Following standard practice, each department head was given the number of positions to be eliminated (double-digit percentage estimates) and/or the overall number of savings.

“It’s going to be a bloodbath,” said one employee, echoing the sentiment of thousands across the company bracing for cuts. The mood at Paramount has been fairly subdued over the past few weeks as the layoffs approach, with morale and anxiety levels moving in opposite directions. Some speculate that the staff cuts could extend beyond next week, into September, and possibly even into next year.

“As you can imagine, these are difficult decisions to make,” McCarthy said on a conference call announcing financial results. “We have incredibly talented people at Paramount, and these actions are not a reflection of their contributions. Rather, they are necessary to transform our organization for the future.”

The February round of layoffs eliminated 800 positions, or about 3% of the company’s global headcount. The biggest contributor was a major consolidation at Paramount TV Studios.

In November 2022, Paramount TV Studios and CBS Studios underwent staff reductions. Showtime reported layoffs in February 2023. In May 2023, the company began eliminating 25% of the staff across its national cable networks and shuttered its longtime MTV News division after 36 years on the air.

The employee unease follows months of uncertainty about the company’s future, with a cadence of news reports about a range of scenarios. An M&A deal has been on the table since late 2023, as National Amusements chief Shari Redstone came to terms with the grim reality of Paramount’s declining cable business and the cash drain associated with streaming. While Skydance made repeated attempts to secure the company and other suitors circled, it ousted longtime CEO Bob Bakish and installed company veterans Brian Robbins, Chris McCarthy and George Cheeks in a newly christened Office of the CEO.

During a presentation to shareholders in June, Cheeks said the trio would provide a “broad outline” of their strategic plan for the company before “sharing more details during our Q2 earnings conference call in August.”
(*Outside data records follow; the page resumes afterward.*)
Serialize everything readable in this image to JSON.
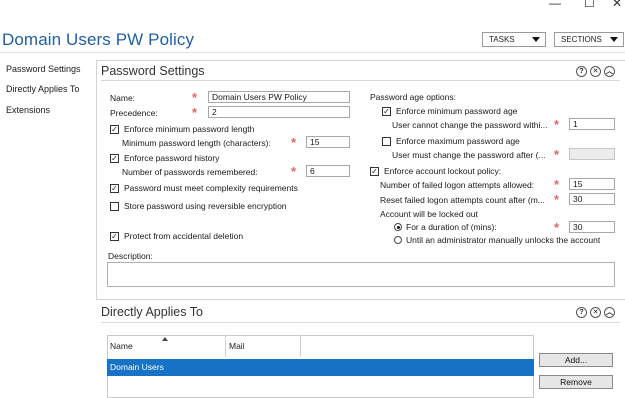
{
  "window": {
    "minimize": "—",
    "maximize": "☐",
    "close": "✕"
  },
  "page_title": "Domain Users PW Policy",
  "header_buttons": {
    "tasks": "TASKS",
    "sections": "SECTIONS"
  },
  "nav": [
    "Password Settings",
    "Directly Applies To",
    "Extensions"
  ],
  "password_settings": {
    "title": "Password Settings",
    "name_label": "Name:",
    "name_value": "Domain Users PW Policy",
    "precedence_label": "Precedence:",
    "precedence_value": "2",
    "enforce_min_length": {
      "label": "Enforce minimum password length",
      "checked": true
    },
    "min_length_label": "Minimum password length (characters):",
    "min_length_value": "15",
    "enforce_history": {
      "label": "Enforce password history",
      "checked": true
    },
    "history_label": "Number of passwords remembered:",
    "history_value": "6",
    "complexity": {
      "label": "Password must meet complexity requirements",
      "checked": true
    },
    "reversible": {
      "label": "Store password using reversible encryption",
      "checked": false
    },
    "protect_deletion": {
      "label": "Protect from accidental deletion",
      "checked": true
    },
    "description_label": "Description:",
    "age_options_label": "Password age options:",
    "enforce_min_age": {
      "label": "Enforce minimum password age",
      "checked": true
    },
    "min_age_label": "User cannot change the password withi...",
    "min_age_value": "1",
    "enforce_max_age": {
      "label": "Enforce maximum password age",
      "checked": false
    },
    "max_age_label": "User must change the password after (...",
    "max_age_value": "",
    "lockout_policy": {
      "label": "Enforce account lockout policy:",
      "checked": true
    },
    "failed_attempts_label": "Number of failed logon attempts allowed:",
    "failed_attempts_value": "15",
    "reset_after_label": "Reset failed logon attempts count after (m...",
    "reset_after_value": "30",
    "locked_out_label": "Account will be locked out",
    "duration_option": {
      "label": "For a duration of (mins):",
      "selected": true
    },
    "duration_value": "30",
    "admin_unlock_option": {
      "label": "Until an administrator manually unlocks the account",
      "selected": false
    }
  },
  "directly_applies_to": {
    "title": "Directly Applies To",
    "columns": [
      "Name",
      "Mail"
    ],
    "rows": [
      {
        "name": "Domain Users",
        "mail": ""
      }
    ],
    "add_button": "Add...",
    "remove_button": "Remove"
  },
  "section_icons": {
    "help": "?",
    "close": "✕",
    "collapse": "︿"
  },
  "colors": {
    "title_blue": "#1f5fa8",
    "selection_blue": "#1673c6",
    "required_star": "#e06666"
  }
}
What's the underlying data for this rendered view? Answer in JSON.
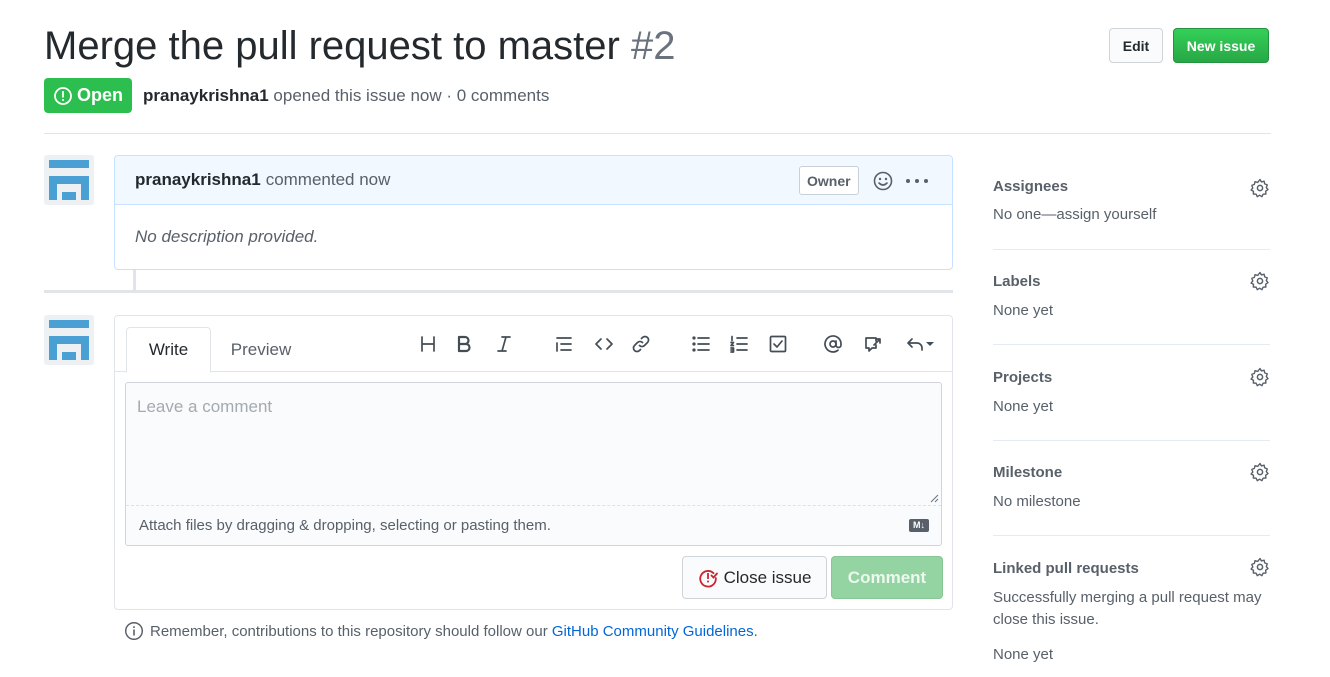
{
  "issue": {
    "title": "Merge the pull request to master",
    "number": "#2",
    "state": "Open",
    "author": "pranaykrishna1",
    "opened_text": "opened this issue now · 0 comments"
  },
  "header_buttons": {
    "edit": "Edit",
    "new_issue": "New issue"
  },
  "comment": {
    "author": "pranaykrishna1",
    "action": "commented now",
    "badge": "Owner",
    "body": "No description provided."
  },
  "editor": {
    "tab_write": "Write",
    "tab_preview": "Preview",
    "placeholder": "Leave a comment",
    "attach_text": "Attach files by dragging & dropping, selecting or pasting them.",
    "markdown_badge": "M↓",
    "close_button": "Close issue",
    "comment_button": "Comment",
    "toolbar_icons": [
      "header-icon",
      "bold-icon",
      "italic-icon",
      "quote-icon",
      "code-icon",
      "link-icon",
      "unordered-list-icon",
      "ordered-list-icon",
      "task-list-icon",
      "mention-icon",
      "reference-icon",
      "reply-icon"
    ]
  },
  "guideline": {
    "prefix": "Remember, contributions to this repository should follow our",
    "link": "GitHub Community Guidelines",
    "suffix": "."
  },
  "sidebar": {
    "assignees": {
      "title": "Assignees",
      "value": "No one—assign yourself"
    },
    "labels": {
      "title": "Labels",
      "value": "None yet"
    },
    "projects": {
      "title": "Projects",
      "value": "None yet"
    },
    "milestone": {
      "title": "Milestone",
      "value": "No milestone"
    },
    "linked": {
      "title": "Linked pull requests",
      "description": "Successfully merging a pull request may close this issue.",
      "value": "None yet"
    }
  },
  "colors": {
    "open_green": "#2cbe4e",
    "new_issue_green": "#28a745",
    "comment_header_bg": "#f1f8ff",
    "link_blue": "#0366d6",
    "close_icon_red": "#cb2431"
  }
}
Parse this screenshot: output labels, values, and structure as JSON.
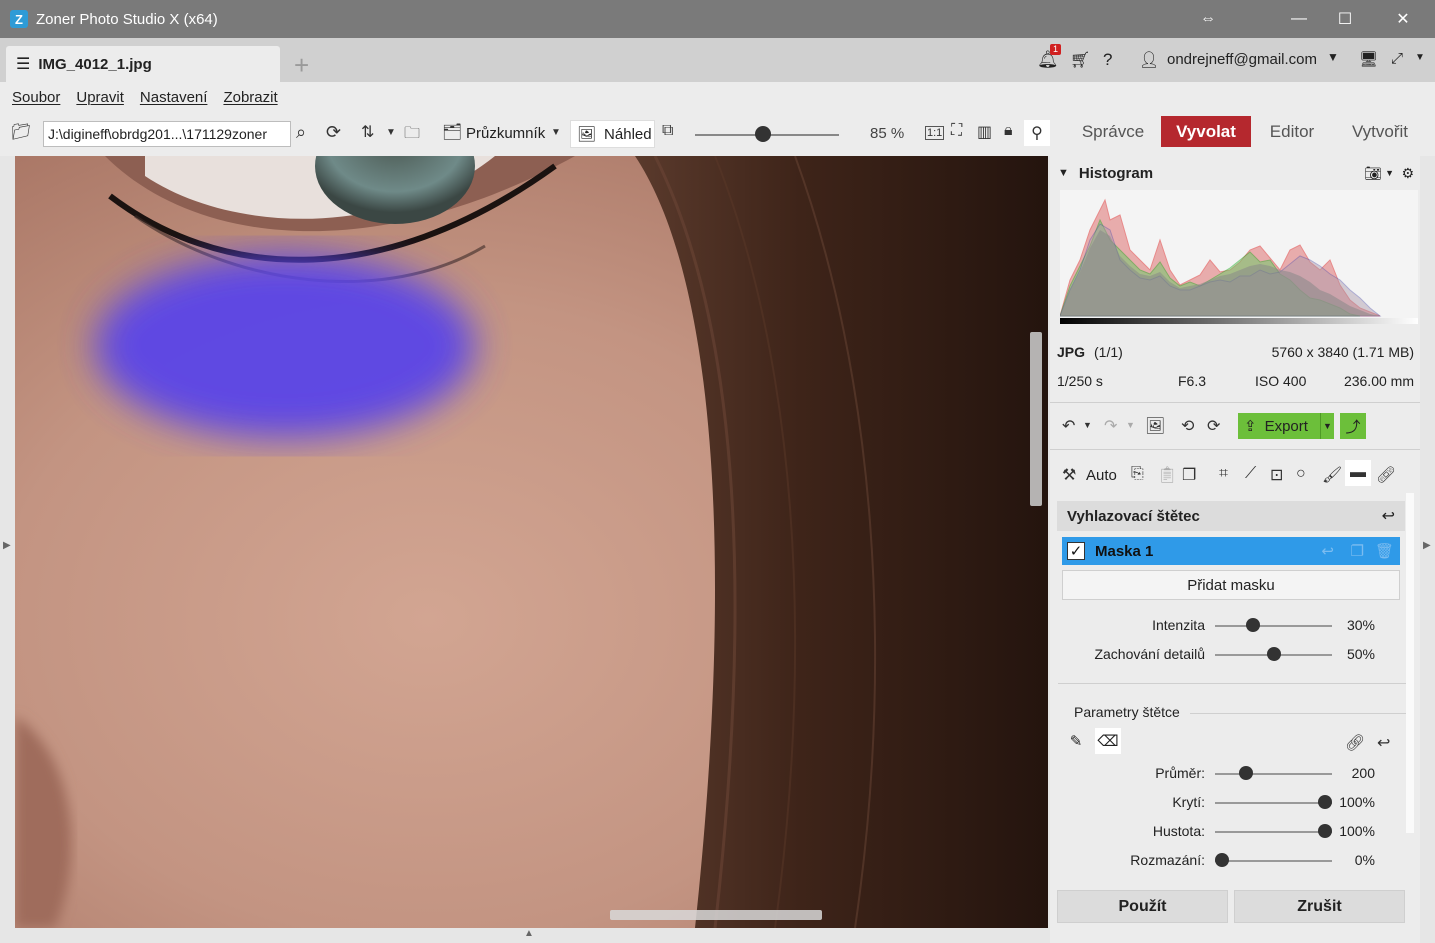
{
  "window": {
    "title": "Zoner Photo Studio X (x64)",
    "app_icon_glyph": "Z",
    "controls": [
      "⇔",
      "—",
      "☐",
      "✕"
    ]
  },
  "tabbar": {
    "doc_tab": "IMG_4012_1.jpg",
    "notification_count": "1",
    "account": "ondrejneff@gmail.com"
  },
  "menu": [
    "Soubor",
    "Upravit",
    "Nastavení",
    "Zobrazit"
  ],
  "toolbar": {
    "path": "J:\\digineff\\obrdg201...\\171129zoner",
    "explorer_label": "Průzkumník",
    "preview_label": "Náhled",
    "zoom": "85 %",
    "zoom_fraction": 0.47
  },
  "modules": [
    {
      "label": "Správce",
      "active": false
    },
    {
      "label": "Vyvolat",
      "active": true
    },
    {
      "label": "Editor",
      "active": false
    },
    {
      "label": "Vytvořit",
      "active": false
    }
  ],
  "histogram": {
    "title": "Histogram"
  },
  "file_info": {
    "format": "JPG",
    "index": "(1/1)",
    "dimensions": "5760 x 3840 (1.71 MB)",
    "shutter": "1/250 s",
    "aperture": "F6.3",
    "iso": "ISO 400",
    "focal": "236.00 mm"
  },
  "actions": {
    "export_label": "Export",
    "auto_label": "Auto"
  },
  "tool": {
    "title": "Vyhlazovací štětec",
    "mask_label": "Maska 1",
    "mask_checked": "✓",
    "add_mask": "Přidat masku",
    "sliders": [
      {
        "label": "Intenzita",
        "value": "30%",
        "fraction": 0.3
      },
      {
        "label": "Zachování detailů",
        "value": "50%",
        "fraction": 0.5
      }
    ],
    "brush_group": "Parametry štětce",
    "brush_sliders": [
      {
        "label": "Průměr:",
        "value": "200",
        "fraction": 0.23
      },
      {
        "label": "Krytí:",
        "value": "100%",
        "fraction": 1.0
      },
      {
        "label": "Hustota:",
        "value": "100%",
        "fraction": 1.0
      },
      {
        "label": "Rozmazání:",
        "value": "0%",
        "fraction": 0.0
      }
    ],
    "apply_label": "Použít",
    "cancel_label": "Zrušit"
  },
  "colors": {
    "active_module": "#b5282e",
    "mask_highlight": "#2f9ae8",
    "export_green": "#6cbf3a",
    "brush_overlay": "#5a44e8"
  }
}
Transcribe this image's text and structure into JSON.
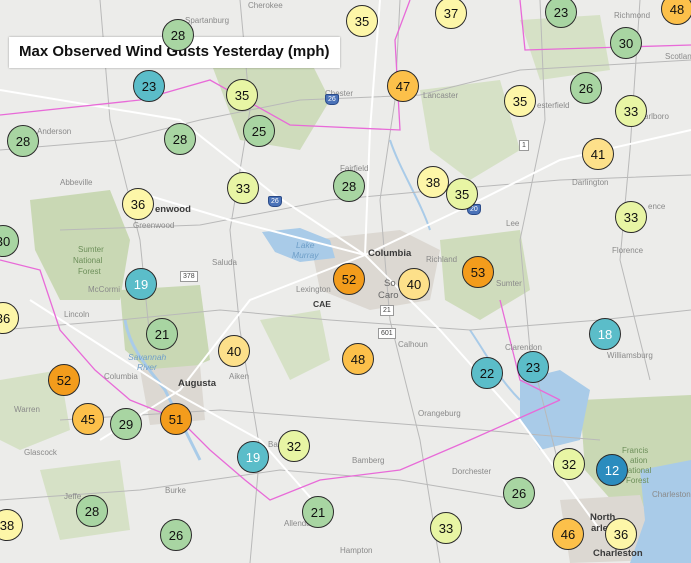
{
  "title": "Max Observed Wind Gusts Yesterday (mph)",
  "colors": {
    "background": "#ececea",
    "forest": "#c9d8b4",
    "urban": "#d9d6d2",
    "water": "#a9cbe8",
    "state_line": "#e86ad8",
    "county_line": "#b8b8b8",
    "road": "#ffffff",
    "gust_le20": "#2b8cbe",
    "gust_20_24": "#5bbdc9",
    "gust_25_29": "#a8d5a2",
    "gust_30_34": "#e8f5a4",
    "gust_35_39": "#fdf6a8",
    "gust_40_44": "#fde08a",
    "gust_45_49": "#fcc04a",
    "gust_50plus": "#f39c1c"
  },
  "places": [
    {
      "id": "spartanburg",
      "label": "Spartanburg"
    },
    {
      "id": "cherokee",
      "label": "Cherokee"
    },
    {
      "id": "richmond",
      "label": "Richmond"
    },
    {
      "id": "scotland",
      "label": "Scotlan"
    },
    {
      "id": "chester",
      "label": "Chester"
    },
    {
      "id": "lancaster",
      "label": "Lancaster"
    },
    {
      "id": "chesterfield",
      "label": "esterfield"
    },
    {
      "id": "marlboro",
      "label": "arlboro"
    },
    {
      "id": "anderson",
      "label": "Anderson"
    },
    {
      "id": "fairfield",
      "label": "Fairfield"
    },
    {
      "id": "darlington",
      "label": "Darlington"
    },
    {
      "id": "florence",
      "label": "ence"
    },
    {
      "id": "florence2",
      "label": "Florence"
    },
    {
      "id": "abbeville",
      "label": "Abbeville"
    },
    {
      "id": "greenwood",
      "label": "Greenwood"
    },
    {
      "id": "greenwood2",
      "label": "enwood"
    },
    {
      "id": "lee",
      "label": "Lee"
    },
    {
      "id": "columbia",
      "label": "Columbia"
    },
    {
      "id": "richland",
      "label": "Richland"
    },
    {
      "id": "lakemurray1",
      "label": "Lake"
    },
    {
      "id": "lakemurray2",
      "label": "Murray"
    },
    {
      "id": "sumter_nf1",
      "label": "Sumter"
    },
    {
      "id": "sumter_nf2",
      "label": "National"
    },
    {
      "id": "sumter_nf3",
      "label": "Forest"
    },
    {
      "id": "saluda",
      "label": "Saluda"
    },
    {
      "id": "mccormick",
      "label": "McCormi"
    },
    {
      "id": "lexington",
      "label": "Lexington"
    },
    {
      "id": "cae",
      "label": "CAE"
    },
    {
      "id": "southcarolina1",
      "label": "So"
    },
    {
      "id": "southcarolina2",
      "label": "Caro"
    },
    {
      "id": "sumter",
      "label": "Sumter"
    },
    {
      "id": "lincoln",
      "label": "Lincoln"
    },
    {
      "id": "calhoun",
      "label": "Calhoun"
    },
    {
      "id": "clarendon",
      "label": "Clarendon"
    },
    {
      "id": "williamsburg",
      "label": "Williamsburg"
    },
    {
      "id": "savannah1",
      "label": "Savannah"
    },
    {
      "id": "savannah2",
      "label": "River"
    },
    {
      "id": "columbia_co",
      "label": "Columbia"
    },
    {
      "id": "augusta",
      "label": "Augusta"
    },
    {
      "id": "aiken",
      "label": "Aiken"
    },
    {
      "id": "orangeburg",
      "label": "Orangeburg"
    },
    {
      "id": "warren",
      "label": "Warren"
    },
    {
      "id": "glascock",
      "label": "Glascock"
    },
    {
      "id": "barnwell",
      "label": "Ba"
    },
    {
      "id": "bamberg",
      "label": "Bamberg"
    },
    {
      "id": "dorchester",
      "label": "Dorchester"
    },
    {
      "id": "berkeley",
      "label": "erkel"
    },
    {
      "id": "francis1",
      "label": "Francis"
    },
    {
      "id": "francis2",
      "label": "ation"
    },
    {
      "id": "francis3",
      "label": "National"
    },
    {
      "id": "francis4",
      "label": "Forest"
    },
    {
      "id": "burke",
      "label": "Burke"
    },
    {
      "id": "jefferson",
      "label": "Jeffe"
    },
    {
      "id": "allendale",
      "label": "Allenda"
    },
    {
      "id": "charleston_co",
      "label": "Charleston"
    },
    {
      "id": "hampton",
      "label": "Hampton"
    },
    {
      "id": "north_charleston1",
      "label": "North"
    },
    {
      "id": "north_charleston2",
      "label": "arle"
    },
    {
      "id": "charleston",
      "label": "Charleston"
    }
  ],
  "shields": [
    {
      "id": "i26a",
      "label": "26"
    },
    {
      "id": "i26b",
      "label": "26"
    },
    {
      "id": "i20",
      "label": "20"
    },
    {
      "id": "us1",
      "label": "1"
    },
    {
      "id": "us378",
      "label": "378"
    },
    {
      "id": "us601",
      "label": "601"
    },
    {
      "id": "us21",
      "label": "21"
    },
    {
      "id": "i20b",
      "label": "20"
    },
    {
      "id": "us52",
      "label": "52"
    }
  ],
  "gusts": [
    {
      "id": "g01",
      "value": 28
    },
    {
      "id": "g02",
      "value": 35
    },
    {
      "id": "g03",
      "value": 37
    },
    {
      "id": "g04",
      "value": 23
    },
    {
      "id": "g05",
      "value": 48
    },
    {
      "id": "g06",
      "value": 30
    },
    {
      "id": "g07",
      "value": 23
    },
    {
      "id": "g08",
      "value": 35
    },
    {
      "id": "g09",
      "value": 47
    },
    {
      "id": "g10",
      "value": 35
    },
    {
      "id": "g11",
      "value": 26
    },
    {
      "id": "g12",
      "value": 33
    },
    {
      "id": "g13",
      "value": 28
    },
    {
      "id": "g14",
      "value": 28
    },
    {
      "id": "g15",
      "value": 25
    },
    {
      "id": "g16",
      "value": 41
    },
    {
      "id": "g17",
      "value": 33
    },
    {
      "id": "g18",
      "value": 28
    },
    {
      "id": "g19",
      "value": 38
    },
    {
      "id": "g20",
      "value": 35
    },
    {
      "id": "g21",
      "value": 36
    },
    {
      "id": "g22",
      "value": 33
    },
    {
      "id": "g23",
      "value": 30
    },
    {
      "id": "g24",
      "value": 52
    },
    {
      "id": "g25",
      "value": 40
    },
    {
      "id": "g26",
      "value": 53
    },
    {
      "id": "g27",
      "value": 19
    },
    {
      "id": "g28",
      "value": 36
    },
    {
      "id": "g29",
      "value": 21
    },
    {
      "id": "g30",
      "value": 18
    },
    {
      "id": "g31",
      "value": 40
    },
    {
      "id": "g32",
      "value": 48
    },
    {
      "id": "g33",
      "value": 22
    },
    {
      "id": "g34",
      "value": 23
    },
    {
      "id": "g35",
      "value": 52
    },
    {
      "id": "g36",
      "value": 45
    },
    {
      "id": "g37",
      "value": 29
    },
    {
      "id": "g38",
      "value": 51
    },
    {
      "id": "g39",
      "value": 19
    },
    {
      "id": "g40",
      "value": 32
    },
    {
      "id": "g41",
      "value": 32
    },
    {
      "id": "g42",
      "value": 12
    },
    {
      "id": "g43",
      "value": 26
    },
    {
      "id": "g44",
      "value": 28
    },
    {
      "id": "g45",
      "value": 38
    },
    {
      "id": "g46",
      "value": 26
    },
    {
      "id": "g47",
      "value": 21
    },
    {
      "id": "g48",
      "value": 33
    },
    {
      "id": "g49",
      "value": 46
    },
    {
      "id": "g50",
      "value": 36
    }
  ]
}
Several major bidders, including Barry Diller and Sony Pictures, have abandoned their bids as the go-shop period winds down. Even assuming Skydance and its backers — including RedBird Capital and Oracle billionaire Larry Ellison — win out, and former NBCUniversal CEO Jeff Shell is poised to become chairman of the newly combined entity, there will be plenty of changes under the three co-CEOs in the coming months. Cheeks in June highlighted plans to “streamline our organization, which will allow us to build a leaner, more agile company that is better positioned to win.” He also said $500 million in annual cost savings have already been identified, and the layoffs are a key part of achieving them.

After the trio of CEOs were thrust into a more prominent role in June after Redstone abruptly withdrew from a previous version of the Skydance pact, sources told Deadline they would be given time to settle in. That seems to be true to some extent. The original cost-cutting plan was developed when the previous Skydance deal fell through, and when the current proposal went into effect, the cuts remained in the forecast.

Paramount stock, like several other media stocks, has struggled even after news of Skydance’s proposal last month. Shares closed Wednesday at $10.46, down 28% through 2024. Downside to the company’s debt and linear TV exposure has spooked investors, as have recent investor withdrawals from Disney, Warner Bros. Discovery, AMC Networks and others.

Gerry Cardinale, RedBird’s founder and managing partner, said the Skydance team plans to give Paramount’s CEOs ample latitude to make strategic decisions in the run-up to the deal closing in mid-2025. When the merger was announced last month, he said RedBird backed it “because we believe that, pro forma, the company under this leadership will be a safety car for how these current, traditional media companies will need to be run in the future.”